Reynaldo Mota Molina
El huapango arribeño ha campeado por la sierra queretana desde hace siglos a través de poetas y músicos que extendieron su arte desde la Zona Media de San Luis Potosí por montes y cañadas, valles y llanos. De Alaquines, Ciudad del Maíz, Cárdenas, Rayón, Río Verde, Amoladeras, San Ciro, por mencionar algunas poblaciones potosinas; Arroyo Seco, El Refugio, Jalpan, Ahuacatlán de Guadalupe, Pinal de Amoles, Santa María Alamos, La Zarza, Peñamiller y muchas otras poblaciones queretanas; Atarjea, Río Blanco, Palomas, Xichu, Victoria y demás poblaciones de Guanajuato, son testigos de épocas en que las fiestas y celebraciones con décimas, valonas, sones arribeños y jarabes, significaron todo un acontecimiento entre los pobladores que a pie, a caballo o en jumentos, anduvieron por caminos de herradura o por brechas a campo traviesa las grandes distancias entre estos lugares para disfrutar del encuentro de poetas que se disputaban en la topada y la bravata, la preferencia y el reconocimiento de la gente que, entusiasmada, bailaba durante varios días consecutivos.
Si fue a partir de don Eugenio Villanueva que nació este espléndido arte campesino o de don Agapito Briones quien le diera mayor forma, lo cierto es que ha habido grandes e innumerables continuadores en la zona arribeña que conforman los tres estados. En realidad las décimas, las valonas y los sones y jarabes, ya señoreaban por estas tierras ignotas o desconocidas, desde el siglo XVIII.

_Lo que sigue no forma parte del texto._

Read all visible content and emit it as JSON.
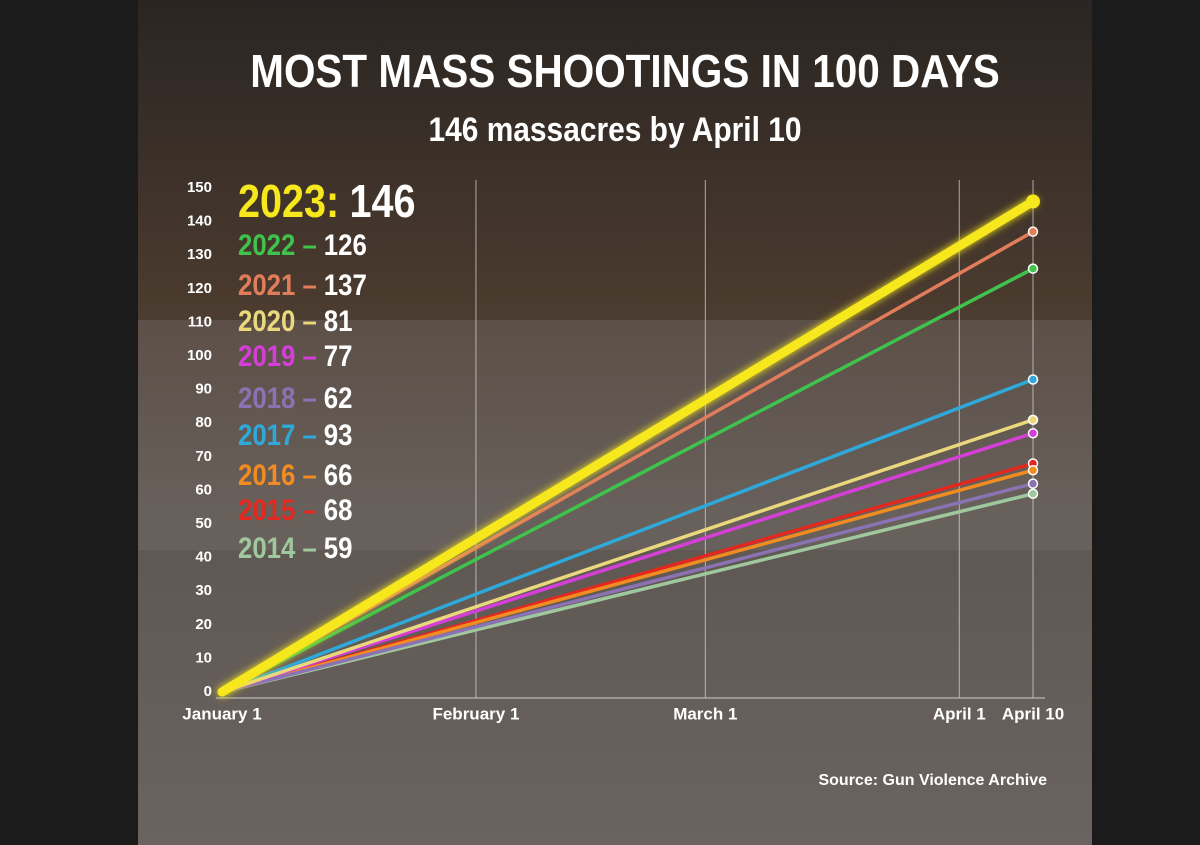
{
  "chart_data": {
    "type": "line",
    "title": "MOST MASS SHOOTINGS IN 100 DAYS",
    "subtitle": "146 massacres by April 10",
    "source": "Source: Gun Violence Archive",
    "x": [
      0,
      99
    ],
    "xlim": [
      0,
      99
    ],
    "xticks": [
      {
        "value": 0,
        "label": "January 1"
      },
      {
        "value": 31,
        "label": "February 1"
      },
      {
        "value": 59,
        "label": "March 1"
      },
      {
        "value": 90,
        "label": "April 1"
      },
      {
        "value": 99,
        "label": "April 10"
      }
    ],
    "ylim": [
      0,
      150
    ],
    "yticks": [
      0,
      10,
      20,
      30,
      40,
      50,
      60,
      70,
      80,
      90,
      100,
      110,
      120,
      130,
      140,
      150
    ],
    "grid": true,
    "legend": "top-left",
    "series": [
      {
        "name": "2023:",
        "color": "#f6e81c",
        "values": [
          0,
          146
        ]
      },
      {
        "name": "2022 –",
        "color": "#3fc34c",
        "values": [
          0,
          126
        ]
      },
      {
        "name": "2021 –",
        "color": "#e27d5c",
        "values": [
          0,
          137
        ]
      },
      {
        "name": "2020 –",
        "color": "#e9d97c",
        "values": [
          0,
          81
        ]
      },
      {
        "name": "2019 –",
        "color": "#d43fd8",
        "values": [
          0,
          77
        ]
      },
      {
        "name": "2018 –",
        "color": "#8b72b3",
        "values": [
          0,
          62
        ]
      },
      {
        "name": "2017 –",
        "color": "#2fa8da",
        "values": [
          0,
          93
        ]
      },
      {
        "name": "2016 –",
        "color": "#f08c20",
        "values": [
          0,
          66
        ]
      },
      {
        "name": "2015 –",
        "color": "#e2281f",
        "values": [
          0,
          68
        ]
      },
      {
        "name": "2014 –",
        "color": "#a0c89e",
        "values": [
          0,
          59
        ]
      }
    ]
  }
}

La incólume majestuosidad de la Sierra Gorda que guarda en su seno incontables poblaciones, grandes y pequeñas, ha sido nicho de poetas y músicos geniales y guardiana fiel de un arte que se resiste y defiende ante los embates de una “modernidad” avasalladora que sólo entiende de mercadotecnia frígida y voraz que no produce nada trascendente, sólo beneficios económicos de quienes la manipulan.